The brick tower was encased in stone and Gothic style windows added. The outside of the rest of the church was covered with ashlar and another aisle added on the south side. Inside, the old singing gallery at the west end was removed. Pews, altar and font were replaced and a new rood screen was added. Since 2000, the pinnacles of the tower and the clerestory glass have been replaced.

Entry is through the west door under the arch of the tower. It is a large church with tall slender pillars with carved capitals and pointed arches separating nave from the single north aisle and double south aisle. Between the pillars are carved heads and winged angels.

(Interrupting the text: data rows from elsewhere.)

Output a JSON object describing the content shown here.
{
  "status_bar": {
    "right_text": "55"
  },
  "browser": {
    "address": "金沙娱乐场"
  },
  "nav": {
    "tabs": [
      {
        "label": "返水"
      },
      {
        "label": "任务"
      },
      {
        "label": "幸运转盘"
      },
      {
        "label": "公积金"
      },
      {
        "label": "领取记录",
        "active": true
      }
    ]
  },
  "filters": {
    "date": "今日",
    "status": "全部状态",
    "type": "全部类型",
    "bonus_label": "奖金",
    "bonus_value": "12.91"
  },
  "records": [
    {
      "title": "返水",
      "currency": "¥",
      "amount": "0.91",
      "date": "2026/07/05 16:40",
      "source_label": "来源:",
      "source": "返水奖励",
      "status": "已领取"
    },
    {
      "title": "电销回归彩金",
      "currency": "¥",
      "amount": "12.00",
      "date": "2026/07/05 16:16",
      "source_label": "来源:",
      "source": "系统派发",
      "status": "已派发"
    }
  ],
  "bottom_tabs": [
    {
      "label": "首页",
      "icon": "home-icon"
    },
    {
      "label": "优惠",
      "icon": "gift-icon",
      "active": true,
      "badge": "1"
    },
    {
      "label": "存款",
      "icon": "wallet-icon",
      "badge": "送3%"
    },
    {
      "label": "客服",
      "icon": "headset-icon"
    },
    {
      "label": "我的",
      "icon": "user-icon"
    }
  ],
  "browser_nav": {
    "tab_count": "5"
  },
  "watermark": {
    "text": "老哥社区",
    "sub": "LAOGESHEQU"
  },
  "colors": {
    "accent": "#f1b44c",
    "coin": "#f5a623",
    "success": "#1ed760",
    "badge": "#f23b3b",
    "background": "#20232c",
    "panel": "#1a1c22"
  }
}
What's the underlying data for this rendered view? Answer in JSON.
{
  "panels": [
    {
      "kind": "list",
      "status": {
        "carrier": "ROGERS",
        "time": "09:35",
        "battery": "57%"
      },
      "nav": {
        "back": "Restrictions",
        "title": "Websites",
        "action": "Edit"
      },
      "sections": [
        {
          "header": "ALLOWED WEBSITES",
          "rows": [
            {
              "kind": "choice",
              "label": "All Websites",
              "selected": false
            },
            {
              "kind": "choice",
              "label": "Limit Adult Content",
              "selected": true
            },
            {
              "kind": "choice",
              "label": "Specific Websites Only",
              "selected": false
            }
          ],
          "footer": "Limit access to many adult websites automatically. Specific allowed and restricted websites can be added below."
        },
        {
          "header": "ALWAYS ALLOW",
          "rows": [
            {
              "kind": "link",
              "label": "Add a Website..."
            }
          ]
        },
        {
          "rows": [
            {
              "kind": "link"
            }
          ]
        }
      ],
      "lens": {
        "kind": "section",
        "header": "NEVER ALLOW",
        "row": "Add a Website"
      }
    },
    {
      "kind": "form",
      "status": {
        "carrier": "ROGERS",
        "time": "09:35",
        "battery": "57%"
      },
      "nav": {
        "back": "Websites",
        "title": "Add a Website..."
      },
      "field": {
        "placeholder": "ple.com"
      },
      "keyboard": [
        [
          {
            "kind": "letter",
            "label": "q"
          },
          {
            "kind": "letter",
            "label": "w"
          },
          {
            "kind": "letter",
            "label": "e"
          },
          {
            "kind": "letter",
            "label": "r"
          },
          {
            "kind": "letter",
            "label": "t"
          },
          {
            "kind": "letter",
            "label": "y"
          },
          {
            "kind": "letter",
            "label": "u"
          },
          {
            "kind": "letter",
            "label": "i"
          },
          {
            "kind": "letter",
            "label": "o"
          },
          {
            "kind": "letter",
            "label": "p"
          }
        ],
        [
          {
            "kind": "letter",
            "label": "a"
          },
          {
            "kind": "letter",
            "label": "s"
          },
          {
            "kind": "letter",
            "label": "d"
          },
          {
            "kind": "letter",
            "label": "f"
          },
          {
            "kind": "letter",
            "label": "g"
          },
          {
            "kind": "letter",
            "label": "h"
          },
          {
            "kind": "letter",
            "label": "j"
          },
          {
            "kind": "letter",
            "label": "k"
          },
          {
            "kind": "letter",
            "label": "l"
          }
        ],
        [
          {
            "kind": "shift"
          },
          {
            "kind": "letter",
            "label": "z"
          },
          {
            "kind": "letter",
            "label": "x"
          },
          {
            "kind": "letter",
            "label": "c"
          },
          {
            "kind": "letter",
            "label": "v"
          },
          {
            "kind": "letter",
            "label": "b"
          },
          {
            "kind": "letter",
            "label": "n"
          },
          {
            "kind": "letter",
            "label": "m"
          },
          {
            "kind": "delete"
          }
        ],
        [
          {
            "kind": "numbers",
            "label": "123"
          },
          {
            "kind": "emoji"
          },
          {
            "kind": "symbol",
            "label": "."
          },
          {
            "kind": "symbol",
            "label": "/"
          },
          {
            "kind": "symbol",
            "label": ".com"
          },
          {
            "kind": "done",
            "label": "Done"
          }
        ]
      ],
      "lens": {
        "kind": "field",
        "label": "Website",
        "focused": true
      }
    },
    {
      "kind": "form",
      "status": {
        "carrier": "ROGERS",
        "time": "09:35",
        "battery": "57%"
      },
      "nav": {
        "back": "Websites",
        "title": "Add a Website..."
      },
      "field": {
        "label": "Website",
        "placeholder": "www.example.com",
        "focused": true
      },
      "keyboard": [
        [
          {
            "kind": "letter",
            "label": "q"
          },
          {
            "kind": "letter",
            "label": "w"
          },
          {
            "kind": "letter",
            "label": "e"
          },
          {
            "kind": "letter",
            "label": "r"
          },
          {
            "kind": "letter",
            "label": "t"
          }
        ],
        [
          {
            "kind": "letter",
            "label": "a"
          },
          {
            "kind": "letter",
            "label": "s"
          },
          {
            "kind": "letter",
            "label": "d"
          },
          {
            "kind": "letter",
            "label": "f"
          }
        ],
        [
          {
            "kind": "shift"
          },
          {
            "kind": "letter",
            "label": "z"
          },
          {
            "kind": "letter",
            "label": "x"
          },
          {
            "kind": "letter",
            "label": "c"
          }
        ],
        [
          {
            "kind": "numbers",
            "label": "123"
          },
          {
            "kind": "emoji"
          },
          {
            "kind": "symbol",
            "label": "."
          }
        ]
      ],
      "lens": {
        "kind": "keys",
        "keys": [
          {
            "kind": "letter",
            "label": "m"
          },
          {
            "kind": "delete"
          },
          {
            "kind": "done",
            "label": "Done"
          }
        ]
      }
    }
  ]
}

The eye is immediately drawn to the rood screen round three sides of the chancel. Early 20thC, it replaces a similar screen lost at the Reformation. It is a typical medieval design with panels along the bottom and open multi cusped arches above. Above these is a frieze of angels with the instruments of the passion. The four figures of the ‘Doctors of the church’, St Ambrose, St Gregory, St Jerome and St Augustine of Hippo support the Rood Cross. On either side are the figures of the Virgin Mary and St John. It is a lovely bit of carving.

The altar and reredos are Victorian. The altar is a simple table with a splendid stone reredos behind it decorated with gilded flower motifs. The east window above contains some pieces of 15thC glass, including the three gold crows of the City of Hull.

There are a number of splendid memorials on the north wall, including that of William Dobson dated 1666 with a bust of wearing his his mayoral chain. He is flanked by small cherubs and scrolls, skulls and fruits.

This is a nice church but is only open on Thursdays and Fridays from 11-2. I managed to get in a few minutes before it closed and want to come back for a longer visit, not only to enjoy the church but to look at the second hand books which take up quite a large area of the south aisle.